Your texture certainly looks good. In part that's probably a product of the protracted first rise, so we don't want to change that too much. Whether it's making that big hole on top is somewhat in doubt. All I can tell you is that letting the first rise go too long often has that effect. I wish I could give you a certain answer but I can't.
Good baking technique requires you to let go of the clock in favor of the dough's appearance. I don't mean to sound snarky or superior because I recognize the convenience, the comfort, and the assurance of using the clock as the primary metric, but double means double and not sixty minutes. Every time you make a yeast dough, you're making a new culture. And every culture is different and will respond somewhat differently to the ambient conditions -- which also vary.
The more you bake the more you learn to rely on your eyes, nose and fingers and the less on your clock and measuring spoons. Think of the clock's function as telling you when to start paying attention. Think of your measuring cups and spoons as less accurate than your fingers and eyes. And think of someone else's recipe or technique (including mine) as an intermediate step to developing your own.
As a way of facilitating that paradigm shift -- Bread is always four things and always within a rather restricted range of proportions. A bit more than six cups of flour, requires about 2-1/2 cups of water and a tbs of salt, and an amount of yeast roughly equal to 2 tbs of "instant" yeast. You can use different yeast cultures which will require a different amount. But other than that, that's bread. Every other addition is a minor variation. Break almost any bread recipe down into liquids, flours, etc., and you'll find those four things in similar proportions -- whatever else is in there.
When I wrote about the proportions, I was never very exact. Everything was "roughly," or "about" or "a bit more." That's because there is no exact proportion for making bread right. Not ever. It's a look, a feel, a smell. We keep our yeast and flour proportions fairly constant (for any given type of yeast) because that comes so early in the process and because variations in timing can compensate for variations in the ingredients or ambient conditions. Liquid we add to suit. In that way, every bread is couture.
Here's some technique: If you're using a stand mixer to knead, measure in 2/3 of the recommended liquid as the last ingredient, start the mixer, let it mix the dough, then start adding liquid until every bit of flour is picked up from the bottom of the bowl.

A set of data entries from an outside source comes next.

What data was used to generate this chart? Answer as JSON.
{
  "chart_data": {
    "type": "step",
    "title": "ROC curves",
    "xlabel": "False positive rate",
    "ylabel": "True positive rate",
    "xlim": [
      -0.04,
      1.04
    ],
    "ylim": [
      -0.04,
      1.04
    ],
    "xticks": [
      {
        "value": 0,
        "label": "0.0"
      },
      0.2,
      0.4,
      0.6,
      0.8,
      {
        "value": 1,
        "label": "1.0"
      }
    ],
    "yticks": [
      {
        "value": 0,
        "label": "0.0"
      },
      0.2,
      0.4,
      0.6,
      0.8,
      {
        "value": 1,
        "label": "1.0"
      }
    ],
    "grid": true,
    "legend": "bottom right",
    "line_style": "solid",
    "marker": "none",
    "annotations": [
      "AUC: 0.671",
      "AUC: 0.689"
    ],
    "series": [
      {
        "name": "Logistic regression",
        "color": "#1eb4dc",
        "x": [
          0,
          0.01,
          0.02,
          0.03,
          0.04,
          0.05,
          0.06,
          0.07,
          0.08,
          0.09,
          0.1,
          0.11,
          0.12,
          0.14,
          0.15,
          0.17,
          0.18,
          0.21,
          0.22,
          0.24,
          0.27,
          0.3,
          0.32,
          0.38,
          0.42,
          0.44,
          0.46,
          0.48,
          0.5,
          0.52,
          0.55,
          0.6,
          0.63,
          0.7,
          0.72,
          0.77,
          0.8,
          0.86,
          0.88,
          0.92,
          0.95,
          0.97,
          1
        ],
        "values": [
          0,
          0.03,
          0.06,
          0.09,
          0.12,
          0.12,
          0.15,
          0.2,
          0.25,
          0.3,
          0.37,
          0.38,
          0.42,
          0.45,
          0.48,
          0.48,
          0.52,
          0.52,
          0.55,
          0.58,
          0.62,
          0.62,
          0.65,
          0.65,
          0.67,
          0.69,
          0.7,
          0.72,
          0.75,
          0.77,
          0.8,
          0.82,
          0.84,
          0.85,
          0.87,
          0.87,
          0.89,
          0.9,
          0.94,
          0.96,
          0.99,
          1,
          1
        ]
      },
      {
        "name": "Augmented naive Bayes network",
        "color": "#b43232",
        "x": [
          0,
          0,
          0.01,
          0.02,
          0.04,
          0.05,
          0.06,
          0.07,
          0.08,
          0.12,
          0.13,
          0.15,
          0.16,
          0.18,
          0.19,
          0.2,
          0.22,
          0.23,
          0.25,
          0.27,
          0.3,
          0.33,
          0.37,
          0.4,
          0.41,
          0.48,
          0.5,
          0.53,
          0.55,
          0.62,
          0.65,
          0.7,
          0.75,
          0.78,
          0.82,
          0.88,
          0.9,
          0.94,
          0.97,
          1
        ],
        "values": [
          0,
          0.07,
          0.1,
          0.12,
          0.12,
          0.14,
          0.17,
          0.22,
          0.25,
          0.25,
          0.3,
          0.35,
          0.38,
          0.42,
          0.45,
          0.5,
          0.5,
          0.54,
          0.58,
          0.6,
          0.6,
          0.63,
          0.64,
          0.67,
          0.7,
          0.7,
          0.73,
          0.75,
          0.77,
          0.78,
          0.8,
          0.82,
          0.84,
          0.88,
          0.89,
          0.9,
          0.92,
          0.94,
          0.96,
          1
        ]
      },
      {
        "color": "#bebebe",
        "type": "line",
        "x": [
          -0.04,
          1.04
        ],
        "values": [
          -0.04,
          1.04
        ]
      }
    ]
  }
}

If the dough doesn't clear the bowl, i.e., if it still sticks to the bowl, sprinkle on just enough extra flour so the dough comes away cleanly.
Knead about 20% less than the recommended time (time to pay attention, remember), take the dough out and finish kneading by hand. The first thing you should notice is whether the dough is sticky or not. Most bread doughs should be sticky. They should be just dry enough so the dough prefers to stick to itself, rather than your hand. But ... a bit wet and a bit sticky is what you want. And the only way to know is to feel it. To feel every part of it. In other words, to finish kneading by hand.
When it's kneaded, oil it lightly to keep it from drying out and keep the surface flexible; put it somewhere it can't escape (your tub is fine); and let it rise. How long should it rise? To about 2-1/2 times its original height, which is the proverbial "double in volume" (didn't know that, did you?). There's no particular number of minutes. That depends on how active the yeast, how sweet the bread, the temperature, the humidity, and a number of other factors. Is the timing important. It's important but not critical. Your hole on top is one reason it's important.
Why am I telling you all this when all you want to do is fix the hole? To make bread making the artisanal and satisfying experience it should be for you instead of a task. To give you mastery.